Une fois l’interprétation apparue, elle s’impose et l’artiste est possédé par ce dessein qui guidera son trait. Ce don interprétatif est un ressort fondamental de la fabrication de connaissance humaine. Sans doute l’artiste pense-t-il que c’est la paroi qui parle, qu’il ne fait que comprendre ce qui est déjà là, comme le chercheur aujourd’hui pense que c’est la réalité qu’il découvre en omettant tout l’attirail inconscient de son talent interprétatif. Martine Braun-Stanesco relève fort justement ce phénomène « Les accidents de la roche sont évocateurs; par le jeu de l’analogie, ils rendent manifeste. L’artiste n’a plus qu’à donner son assentiment, à homologuer, à compléter. A finir, et donc à définir, à fixer un aspect, un sens de lecture, certes. Mais la roche elle-même est à ce moment-là ressentie comme matière animée, presque dotée d’intention« [3]. Les anthropologues ont recueilli des situations similaires en d’autres civilisations.
Le germe, sur la paroi, d’une figure animale apparaît ainsi comme un signe symbolique, une parole dite, un oracle ou au moins un signifiant. Il vaut la peine de citer ce savoureux passage du Séminaire où l’importance de ce thème donne à Lacan une quérulence toute nietzschéenne : « Qu’il y a des signifiants de base sans lesquels l’ordre des significations humaines ne saurait s’établir, notre expérience nous le fait sentir à tout instant. N’est-ce pas aussi bien ce que nous expliquent toutes les mythologies ? Pensée magique, ainsi s’exprime la connerie scientifique moderne chaque fois qu’elle se trouve devant quelque chose qui dépasse les petites cervelles ratatinées de ceux à qui il semble que, pour pénétrer dans le domaine de la culture, la condition nécessaire est que rien ne les prennent dans un désir quelconque qui les humaniserait. Pensée magique, ce terme vous paraît-il suffire à expliquer que des gens qui avaient toutes les chances d’avoir les mêmes rapports que nous à la naissance, aient interprété le jour, la nuit, la terre et le ciel comme des entités qui se conjuguent et qui copulent dans une famille mêlée d’assassinats, d’incestes, d’éclipses extraordinaires, de disparitions, métamorphoses, mutilations, de tel ou tel des termes ? Vous croyez que ces gens-là ils prenaient vraiment ces choses au pied de la lettre ? C’est vraiment les mettre au niveau mental de l’évolutionniste de nos jours, qui croit tout expliquer.« [4]

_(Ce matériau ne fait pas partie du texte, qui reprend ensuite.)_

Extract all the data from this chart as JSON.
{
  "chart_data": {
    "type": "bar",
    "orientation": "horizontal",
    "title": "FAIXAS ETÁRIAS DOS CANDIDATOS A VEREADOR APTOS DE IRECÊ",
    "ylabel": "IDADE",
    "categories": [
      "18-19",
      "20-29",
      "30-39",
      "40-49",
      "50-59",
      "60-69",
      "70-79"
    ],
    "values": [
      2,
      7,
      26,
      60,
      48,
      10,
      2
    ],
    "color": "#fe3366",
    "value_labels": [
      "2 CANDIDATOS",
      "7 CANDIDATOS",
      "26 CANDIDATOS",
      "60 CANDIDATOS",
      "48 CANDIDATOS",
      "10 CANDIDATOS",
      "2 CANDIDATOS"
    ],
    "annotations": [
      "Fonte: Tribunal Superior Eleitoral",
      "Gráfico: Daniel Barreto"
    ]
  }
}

Le talent de reconnaître est certainement aussi d’une importance vitale pour le chasseur, reconnaître un bruit, une odeur, un mouvement. Pourtant, dans la fresque rapide de l’évolution humaine qu’il brosse dans Le hasard et la nécessité, Jacques Monod — principal introducteur de la pensée de Karl Popper en France — n’évoque pas un instant cette faculté qui va à l’encontre de sa philosophie. Il mentionne uniquement l’avantage téléonomique d’un langage naissant : « Aussitôt qu’existait un système de communication symbolique, les individus ou plutôt les groupes les mieux doués pour son emploi acquéraient sur les autres un avantage… » Il y a comme une incompatibilité de la fécondité de l’interprétation avec une certaine épistémologie.
Dans l’article « Le pluralisme est l’état instantané permanent de la connaissance scientifique » nous partons de ces dons que nous révèle l’art pariétal et d’autres exemples de l’importance du talent interprétatif pour repenser la question de la science à l’époque contemporaine où l’humanité a à faire face à des difficultés nouvelles.